In its appeal, Phones 4U argued that Roth’s original ruling had misapplied the law, including in relation to claims that the networks had unlawfully restricted competition. It also challenged Roth’s findings on whether sharing sensitive business information between networks could be regarded as unlawful collusion. 

The appellants also argued that Roth ignored important evidence due to delays in delivering his judgment, a claim the Court of Appeal considered in light of a 15-month delay between the end of the trial and Roth’s judgment being delivered. 
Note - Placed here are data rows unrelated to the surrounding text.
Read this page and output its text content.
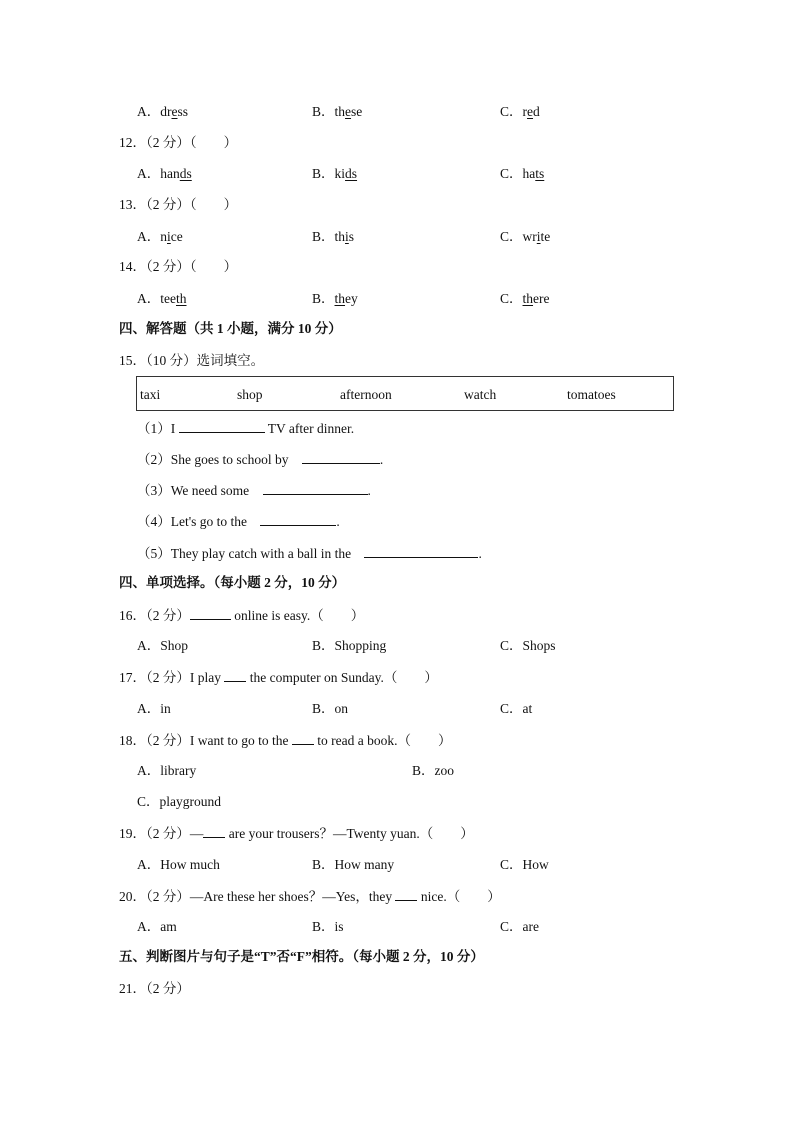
A．dress	B．these	C．red
12．（2 分）（　　）
A．hands	B．kids	C．hats
13．（2 分）（　　）
A．nice	B．this	C．write
14．（2 分）（　　）
A．teeth	B．they	C．there
四、解答题（共 1 小题，满分 10 分）
15．（10 分）选词填空。
taxi	shop	afternoon	watch	tomatoes
（1）I	TV after dinner.
（2）She goes to school by	.
（3）We need some	.
（4）Let's go to the	.
（5）They play catch with a ball in the	.
四、单项选择。（每小题 2 分，10 分）
16．（2 分）	online is easy.（　　）
A．Shop	B．Shopping	C．Shops
17．（2 分）I play  the computer on Sunday.（　　）
A．in	B．on	C．at
18．（2 分）I want to go to the  to read a book.（　　）
A．library	B．zoo
C．playground
19．（2 分）— are your trousers？—Twenty yuan.（　　）
A．How much	B．How many	C．How
20．（2 分）—Are these her shoes？—Yes，they  nice.（　　）
A．am	B．is	C．are
五、判断图片与句子是“T”否“F”相符。（每小题 2 分，10 分）
21．（2 分）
The appeal was heard by the Chancellor of the High Court, Sir Julian Flaux, Lord Justice Phillips and Lady Justice Falk, who gave the leading judgment. 

The challenges, along with others based on wide-ranging grounds of appeal, were dismissed by Falk, who noted that Roth had dealt with this issue  of collusion “in exhaustive detail”, and “concluded that no collusion had occurred” while examining the legal tests for finding so afresh. 

She stated: “The judge made no material error of law and… I am satisfied that the judgment is safe.” 

The court clarified that while it would allow an appeal for delay alongside the standard test against factual challenges where the judge was “plainly wrong”, it also emphasised that such a test did not give litigants an unlimited ability to challenge facts they disagreed with. 

Falk said: “It is critical that the additional level of scrutiny required of a delayed judgment is not permitted to become a means of enabling disappointed litigants to benefit from a focus on specific points that they wish to challenge, without a proper regard to the judge’s findings on all the evidence.”

Falk made it clear that the test was whether the judgment was safe, in considering the whole of the judgment carefully, rather than “island-hopping” on specific issues of fact within the judgment. 

She added that the three-month rule for judges to deliver a judgment “cannot be an inviolable deadline in all cases”, given that “an inadequate, rushed judgment may well also deny justice”, and added “the level of care taken by the judge in this case is obvious”. 

Clifford Chance represented EE, while Covington & Burling represented Deutsche Telekom; Norton Rose Fulbright represented Orange; Hogan Lovells represented Vodafone; and Telefonica was represented by Mishcon de Reya and Pallas Partners.  

The various parties were represented by 16 barristers, including six silks, drawn from Monckton Chambers, One Essex Court, Brick Court and others. All the law firms instructed declined to comment.